Madeline Alice Spohr

When I read about babies or young children dying, it sears my heart in a way that nothing else can.  It has always been a heart-wrenching thing to read but that pain twists in a new way when you become a parent. All of a sudden you can anticipate that loss, and feel, in the tiniest way, how you would die inside if that were to happen to you.

When Pudding was in the emergency room 2 months ago, slowly getting worse due to their incompetence and/or negligence, I felt that fear.  I had brought in an alert toddler whose breathing was slightly labored, only to watch him deteriorate to the point where he lay motionless, not responding to the sticks of IV needles, breathing as though the effort required superhuman strength.  I thought I was watching him die in my arms, and it was that thought that spurred me to take him out of the room and shove him in the doctors faces and ask if this was what they called emergency care for respiratory distress.  He had only been given two nebulizer treatments in 5 hours.  I thought my son was dying, and I was frightened beyond belief – so frightened that at that point, I would not voice the thought for fear of giving it strength.

Today I read that a fellow blogger had lost her 17-month old daughter.

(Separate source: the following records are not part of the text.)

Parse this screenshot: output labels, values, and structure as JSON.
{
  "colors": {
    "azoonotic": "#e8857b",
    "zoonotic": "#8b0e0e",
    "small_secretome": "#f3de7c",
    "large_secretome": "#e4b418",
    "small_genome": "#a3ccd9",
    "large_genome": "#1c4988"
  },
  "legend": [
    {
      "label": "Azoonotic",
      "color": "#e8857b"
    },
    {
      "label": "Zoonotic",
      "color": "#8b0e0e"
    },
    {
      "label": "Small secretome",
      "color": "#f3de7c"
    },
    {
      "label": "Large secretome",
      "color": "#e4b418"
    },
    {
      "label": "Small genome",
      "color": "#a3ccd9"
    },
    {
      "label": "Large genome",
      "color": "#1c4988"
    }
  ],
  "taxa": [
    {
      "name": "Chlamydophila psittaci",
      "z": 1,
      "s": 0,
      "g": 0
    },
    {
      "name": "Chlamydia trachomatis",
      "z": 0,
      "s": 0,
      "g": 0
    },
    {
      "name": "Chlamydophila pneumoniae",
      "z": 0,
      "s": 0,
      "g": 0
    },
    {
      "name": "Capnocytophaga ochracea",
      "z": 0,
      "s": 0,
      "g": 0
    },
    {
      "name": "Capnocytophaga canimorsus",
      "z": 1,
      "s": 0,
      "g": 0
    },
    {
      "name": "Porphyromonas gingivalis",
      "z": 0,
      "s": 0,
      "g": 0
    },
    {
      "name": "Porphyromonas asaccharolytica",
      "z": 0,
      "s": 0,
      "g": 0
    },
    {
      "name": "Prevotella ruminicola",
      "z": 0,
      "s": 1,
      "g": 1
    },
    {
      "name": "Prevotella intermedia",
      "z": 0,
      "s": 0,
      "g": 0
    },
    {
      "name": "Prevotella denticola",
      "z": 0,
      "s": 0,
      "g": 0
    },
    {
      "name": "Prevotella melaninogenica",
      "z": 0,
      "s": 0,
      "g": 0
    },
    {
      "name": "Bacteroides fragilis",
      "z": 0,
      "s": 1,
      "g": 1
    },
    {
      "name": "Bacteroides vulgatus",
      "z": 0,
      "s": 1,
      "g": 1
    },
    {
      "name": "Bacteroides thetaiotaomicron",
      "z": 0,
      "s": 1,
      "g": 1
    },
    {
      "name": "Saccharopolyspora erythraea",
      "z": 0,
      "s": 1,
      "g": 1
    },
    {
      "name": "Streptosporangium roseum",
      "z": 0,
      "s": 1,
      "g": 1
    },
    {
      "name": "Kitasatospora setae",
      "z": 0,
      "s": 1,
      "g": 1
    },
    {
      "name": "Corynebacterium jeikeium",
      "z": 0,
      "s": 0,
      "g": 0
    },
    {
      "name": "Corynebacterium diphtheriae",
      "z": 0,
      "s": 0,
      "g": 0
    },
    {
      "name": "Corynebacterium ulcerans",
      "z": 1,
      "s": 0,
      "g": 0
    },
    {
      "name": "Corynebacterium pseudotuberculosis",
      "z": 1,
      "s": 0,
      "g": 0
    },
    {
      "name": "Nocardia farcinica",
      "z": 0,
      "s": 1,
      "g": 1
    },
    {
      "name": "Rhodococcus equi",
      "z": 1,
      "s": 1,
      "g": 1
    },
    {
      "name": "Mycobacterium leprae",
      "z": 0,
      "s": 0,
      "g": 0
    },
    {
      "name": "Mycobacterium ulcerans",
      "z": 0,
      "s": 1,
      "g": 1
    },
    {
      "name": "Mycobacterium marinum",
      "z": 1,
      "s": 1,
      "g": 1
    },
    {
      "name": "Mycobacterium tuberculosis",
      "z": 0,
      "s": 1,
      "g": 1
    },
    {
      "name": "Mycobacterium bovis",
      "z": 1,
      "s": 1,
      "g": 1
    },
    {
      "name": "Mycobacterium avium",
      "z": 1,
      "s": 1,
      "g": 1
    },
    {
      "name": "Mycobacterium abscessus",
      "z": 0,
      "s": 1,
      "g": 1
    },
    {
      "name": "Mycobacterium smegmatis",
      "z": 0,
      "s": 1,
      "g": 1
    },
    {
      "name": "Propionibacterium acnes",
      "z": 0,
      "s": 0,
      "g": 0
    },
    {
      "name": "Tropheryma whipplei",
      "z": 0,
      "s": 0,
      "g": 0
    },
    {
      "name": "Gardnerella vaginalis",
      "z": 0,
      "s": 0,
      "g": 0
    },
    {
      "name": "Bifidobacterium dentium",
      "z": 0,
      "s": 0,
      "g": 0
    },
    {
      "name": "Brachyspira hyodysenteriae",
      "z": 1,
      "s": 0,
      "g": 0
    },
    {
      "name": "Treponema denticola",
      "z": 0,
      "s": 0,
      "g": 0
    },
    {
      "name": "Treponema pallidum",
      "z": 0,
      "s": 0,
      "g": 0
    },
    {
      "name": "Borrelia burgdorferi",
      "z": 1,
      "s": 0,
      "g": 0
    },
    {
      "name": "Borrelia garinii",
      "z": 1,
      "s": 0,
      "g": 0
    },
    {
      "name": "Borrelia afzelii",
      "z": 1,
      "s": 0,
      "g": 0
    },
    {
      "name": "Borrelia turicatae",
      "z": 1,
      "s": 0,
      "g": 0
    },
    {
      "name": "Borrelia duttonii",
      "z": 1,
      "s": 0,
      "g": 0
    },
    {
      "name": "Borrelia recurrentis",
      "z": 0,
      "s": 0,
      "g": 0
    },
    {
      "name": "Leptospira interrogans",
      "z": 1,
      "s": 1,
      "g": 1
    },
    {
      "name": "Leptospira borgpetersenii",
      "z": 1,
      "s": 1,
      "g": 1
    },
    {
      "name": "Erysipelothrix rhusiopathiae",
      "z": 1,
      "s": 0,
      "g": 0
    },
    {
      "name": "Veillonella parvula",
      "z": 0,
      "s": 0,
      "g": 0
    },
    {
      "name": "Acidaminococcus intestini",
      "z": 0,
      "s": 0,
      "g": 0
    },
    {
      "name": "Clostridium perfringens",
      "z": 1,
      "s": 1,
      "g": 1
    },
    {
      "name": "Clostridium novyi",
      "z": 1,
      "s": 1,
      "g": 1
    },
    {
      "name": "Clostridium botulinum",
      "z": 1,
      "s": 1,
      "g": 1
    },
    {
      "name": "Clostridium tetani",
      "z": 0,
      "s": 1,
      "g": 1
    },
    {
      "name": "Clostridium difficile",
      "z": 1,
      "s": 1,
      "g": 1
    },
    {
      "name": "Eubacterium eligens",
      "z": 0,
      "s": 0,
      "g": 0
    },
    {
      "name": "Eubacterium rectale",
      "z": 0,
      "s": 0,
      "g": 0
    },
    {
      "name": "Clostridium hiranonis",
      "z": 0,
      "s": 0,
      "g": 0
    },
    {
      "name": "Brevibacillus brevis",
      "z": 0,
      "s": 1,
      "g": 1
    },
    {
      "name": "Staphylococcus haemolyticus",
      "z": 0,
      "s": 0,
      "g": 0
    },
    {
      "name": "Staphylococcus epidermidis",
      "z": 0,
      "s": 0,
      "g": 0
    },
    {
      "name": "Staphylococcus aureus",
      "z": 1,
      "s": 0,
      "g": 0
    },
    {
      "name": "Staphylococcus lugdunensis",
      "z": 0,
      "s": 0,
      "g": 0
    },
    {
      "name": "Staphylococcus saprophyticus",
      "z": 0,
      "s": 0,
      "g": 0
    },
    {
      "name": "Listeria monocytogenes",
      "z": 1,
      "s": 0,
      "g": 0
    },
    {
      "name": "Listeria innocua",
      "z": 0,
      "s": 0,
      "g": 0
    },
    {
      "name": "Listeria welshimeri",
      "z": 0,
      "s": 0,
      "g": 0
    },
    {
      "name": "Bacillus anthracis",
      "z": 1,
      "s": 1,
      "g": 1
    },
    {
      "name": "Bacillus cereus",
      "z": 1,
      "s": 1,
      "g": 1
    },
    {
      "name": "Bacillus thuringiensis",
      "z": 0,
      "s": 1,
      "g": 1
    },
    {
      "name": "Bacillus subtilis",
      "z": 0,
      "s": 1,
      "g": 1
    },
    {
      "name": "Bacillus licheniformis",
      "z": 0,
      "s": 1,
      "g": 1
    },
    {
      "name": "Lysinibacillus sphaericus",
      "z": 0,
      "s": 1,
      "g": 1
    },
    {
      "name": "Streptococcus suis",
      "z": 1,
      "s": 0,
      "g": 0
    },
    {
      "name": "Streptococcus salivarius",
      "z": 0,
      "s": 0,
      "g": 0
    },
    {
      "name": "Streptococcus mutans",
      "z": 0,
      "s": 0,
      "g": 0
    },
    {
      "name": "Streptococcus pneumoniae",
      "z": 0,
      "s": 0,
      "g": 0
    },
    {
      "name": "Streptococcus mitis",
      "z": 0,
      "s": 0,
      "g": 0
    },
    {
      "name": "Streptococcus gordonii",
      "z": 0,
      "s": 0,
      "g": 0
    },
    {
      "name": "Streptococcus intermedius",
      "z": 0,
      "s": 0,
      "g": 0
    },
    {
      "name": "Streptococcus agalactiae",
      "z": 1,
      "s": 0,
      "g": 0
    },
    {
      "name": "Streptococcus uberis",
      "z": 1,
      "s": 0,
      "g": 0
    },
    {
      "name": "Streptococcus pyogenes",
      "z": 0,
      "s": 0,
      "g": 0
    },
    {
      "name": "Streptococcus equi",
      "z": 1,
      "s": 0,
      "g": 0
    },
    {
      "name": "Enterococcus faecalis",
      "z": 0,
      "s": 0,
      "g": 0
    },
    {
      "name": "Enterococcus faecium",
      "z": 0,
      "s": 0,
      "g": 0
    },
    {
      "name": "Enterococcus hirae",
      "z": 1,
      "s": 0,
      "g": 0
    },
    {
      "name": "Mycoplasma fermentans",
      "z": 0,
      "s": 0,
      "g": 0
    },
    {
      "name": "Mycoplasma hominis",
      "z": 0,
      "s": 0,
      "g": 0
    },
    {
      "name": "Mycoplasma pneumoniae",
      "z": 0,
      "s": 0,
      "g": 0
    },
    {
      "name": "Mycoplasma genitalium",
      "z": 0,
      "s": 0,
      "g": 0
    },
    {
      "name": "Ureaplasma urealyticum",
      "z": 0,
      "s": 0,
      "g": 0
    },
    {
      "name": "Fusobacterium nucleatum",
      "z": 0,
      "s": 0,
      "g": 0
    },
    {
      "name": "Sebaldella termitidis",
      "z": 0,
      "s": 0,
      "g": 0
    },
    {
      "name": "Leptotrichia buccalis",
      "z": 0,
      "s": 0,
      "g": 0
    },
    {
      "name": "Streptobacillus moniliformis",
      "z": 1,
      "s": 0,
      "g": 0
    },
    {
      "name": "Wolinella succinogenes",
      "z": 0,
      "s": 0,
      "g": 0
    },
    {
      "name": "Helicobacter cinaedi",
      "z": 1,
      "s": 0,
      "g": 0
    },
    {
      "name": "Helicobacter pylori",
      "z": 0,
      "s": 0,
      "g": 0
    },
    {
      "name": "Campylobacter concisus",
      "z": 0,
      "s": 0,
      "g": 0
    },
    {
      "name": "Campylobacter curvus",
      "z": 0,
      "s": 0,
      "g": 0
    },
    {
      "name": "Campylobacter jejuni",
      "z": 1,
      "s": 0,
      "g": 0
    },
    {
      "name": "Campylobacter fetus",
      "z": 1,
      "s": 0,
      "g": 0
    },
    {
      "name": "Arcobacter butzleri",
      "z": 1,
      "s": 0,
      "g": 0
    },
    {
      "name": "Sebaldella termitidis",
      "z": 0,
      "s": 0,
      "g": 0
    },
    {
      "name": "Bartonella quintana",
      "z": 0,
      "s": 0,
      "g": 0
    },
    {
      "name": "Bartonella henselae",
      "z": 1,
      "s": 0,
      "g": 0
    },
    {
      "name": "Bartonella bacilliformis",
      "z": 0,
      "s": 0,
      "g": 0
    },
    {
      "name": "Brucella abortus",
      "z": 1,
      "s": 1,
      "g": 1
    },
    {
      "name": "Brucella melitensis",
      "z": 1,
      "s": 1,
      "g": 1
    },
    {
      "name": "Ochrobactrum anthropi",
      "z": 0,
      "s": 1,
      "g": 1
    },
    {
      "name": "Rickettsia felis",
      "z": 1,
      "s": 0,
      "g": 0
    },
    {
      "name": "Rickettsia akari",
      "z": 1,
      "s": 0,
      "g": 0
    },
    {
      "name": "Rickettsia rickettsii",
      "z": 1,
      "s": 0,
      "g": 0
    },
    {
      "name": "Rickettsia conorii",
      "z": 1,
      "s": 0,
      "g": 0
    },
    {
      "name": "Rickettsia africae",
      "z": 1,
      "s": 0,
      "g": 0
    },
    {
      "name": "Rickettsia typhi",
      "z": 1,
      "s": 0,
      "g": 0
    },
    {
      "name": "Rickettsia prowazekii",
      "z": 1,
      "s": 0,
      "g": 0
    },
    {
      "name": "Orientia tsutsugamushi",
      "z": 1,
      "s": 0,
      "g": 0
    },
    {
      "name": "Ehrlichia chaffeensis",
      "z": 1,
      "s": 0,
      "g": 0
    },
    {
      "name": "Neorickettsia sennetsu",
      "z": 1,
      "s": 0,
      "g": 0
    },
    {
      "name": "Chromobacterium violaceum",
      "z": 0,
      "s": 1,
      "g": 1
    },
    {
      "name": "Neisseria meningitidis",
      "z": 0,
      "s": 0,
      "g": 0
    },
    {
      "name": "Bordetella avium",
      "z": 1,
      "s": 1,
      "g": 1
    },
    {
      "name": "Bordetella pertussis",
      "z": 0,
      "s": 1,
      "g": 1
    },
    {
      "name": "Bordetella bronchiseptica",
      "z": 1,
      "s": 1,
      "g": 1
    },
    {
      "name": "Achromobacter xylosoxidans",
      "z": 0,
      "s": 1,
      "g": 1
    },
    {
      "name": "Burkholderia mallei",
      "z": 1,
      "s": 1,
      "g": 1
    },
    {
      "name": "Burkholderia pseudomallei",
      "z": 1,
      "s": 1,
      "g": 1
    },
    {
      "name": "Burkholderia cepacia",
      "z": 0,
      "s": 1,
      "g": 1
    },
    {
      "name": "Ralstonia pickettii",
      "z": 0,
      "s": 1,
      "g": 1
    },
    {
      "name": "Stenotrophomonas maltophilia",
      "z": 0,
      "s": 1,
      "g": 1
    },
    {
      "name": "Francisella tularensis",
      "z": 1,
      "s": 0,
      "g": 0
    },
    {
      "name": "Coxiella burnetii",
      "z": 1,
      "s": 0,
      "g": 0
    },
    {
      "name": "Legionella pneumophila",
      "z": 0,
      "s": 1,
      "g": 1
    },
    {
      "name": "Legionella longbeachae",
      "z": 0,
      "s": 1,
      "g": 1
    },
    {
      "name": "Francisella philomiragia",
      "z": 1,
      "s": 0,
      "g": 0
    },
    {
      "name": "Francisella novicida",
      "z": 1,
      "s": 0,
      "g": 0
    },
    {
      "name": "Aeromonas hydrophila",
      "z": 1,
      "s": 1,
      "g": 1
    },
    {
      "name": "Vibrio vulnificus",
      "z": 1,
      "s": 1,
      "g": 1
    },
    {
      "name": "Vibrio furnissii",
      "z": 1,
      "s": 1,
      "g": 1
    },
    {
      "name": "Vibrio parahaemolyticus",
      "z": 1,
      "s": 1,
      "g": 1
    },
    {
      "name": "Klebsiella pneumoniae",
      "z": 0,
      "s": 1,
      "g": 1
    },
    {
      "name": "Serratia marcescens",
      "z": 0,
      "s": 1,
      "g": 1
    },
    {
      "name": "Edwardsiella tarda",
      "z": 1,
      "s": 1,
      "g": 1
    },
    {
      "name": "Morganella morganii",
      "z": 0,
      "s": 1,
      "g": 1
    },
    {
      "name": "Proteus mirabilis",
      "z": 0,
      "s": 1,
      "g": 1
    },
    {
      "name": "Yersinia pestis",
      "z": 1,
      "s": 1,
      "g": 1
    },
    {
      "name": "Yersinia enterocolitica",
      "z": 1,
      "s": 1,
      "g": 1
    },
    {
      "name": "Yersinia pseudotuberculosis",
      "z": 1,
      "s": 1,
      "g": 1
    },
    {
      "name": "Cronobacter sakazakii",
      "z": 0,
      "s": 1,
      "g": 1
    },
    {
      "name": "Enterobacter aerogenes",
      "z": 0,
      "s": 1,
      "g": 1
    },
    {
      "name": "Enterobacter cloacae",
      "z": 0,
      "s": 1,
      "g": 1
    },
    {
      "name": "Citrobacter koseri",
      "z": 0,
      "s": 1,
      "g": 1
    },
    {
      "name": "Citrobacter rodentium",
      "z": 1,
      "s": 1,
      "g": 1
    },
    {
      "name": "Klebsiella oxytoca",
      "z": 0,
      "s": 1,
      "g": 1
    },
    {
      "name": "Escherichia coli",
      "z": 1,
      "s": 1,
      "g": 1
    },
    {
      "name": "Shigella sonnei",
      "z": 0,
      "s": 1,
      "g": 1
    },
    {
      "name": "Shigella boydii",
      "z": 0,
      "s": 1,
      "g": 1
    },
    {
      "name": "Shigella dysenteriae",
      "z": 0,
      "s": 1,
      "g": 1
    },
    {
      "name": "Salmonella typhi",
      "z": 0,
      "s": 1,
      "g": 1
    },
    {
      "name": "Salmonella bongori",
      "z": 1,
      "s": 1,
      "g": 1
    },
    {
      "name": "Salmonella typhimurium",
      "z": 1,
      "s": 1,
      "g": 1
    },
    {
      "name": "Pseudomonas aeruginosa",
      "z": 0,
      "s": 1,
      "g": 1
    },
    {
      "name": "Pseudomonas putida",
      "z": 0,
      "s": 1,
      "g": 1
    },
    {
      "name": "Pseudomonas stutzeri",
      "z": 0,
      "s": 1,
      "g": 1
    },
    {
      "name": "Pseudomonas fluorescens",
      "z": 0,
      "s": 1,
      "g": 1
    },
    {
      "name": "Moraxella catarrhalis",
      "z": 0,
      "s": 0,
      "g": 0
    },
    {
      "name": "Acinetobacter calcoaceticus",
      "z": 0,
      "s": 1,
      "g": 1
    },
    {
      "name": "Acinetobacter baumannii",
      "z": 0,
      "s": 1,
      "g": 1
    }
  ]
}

I don’t even know what to say.  I can imagine what she went through as she took her daughter to the hospital, but I cannot imagine what she is feeling now, with her daughter quickly and unexpectedly gone.  It is way too early to wish her peace, too ridiculous to talk about “better places” and downright insensitive to say “she’ll always be with you” – because she won’t be with her, not in the way she wants her to be.

I can only lift up a prayer to the universe that all of them, Maddie, her mother, her father, her family, will be comforted and healed in whatever ways they need in the days, weeks, months, years to come.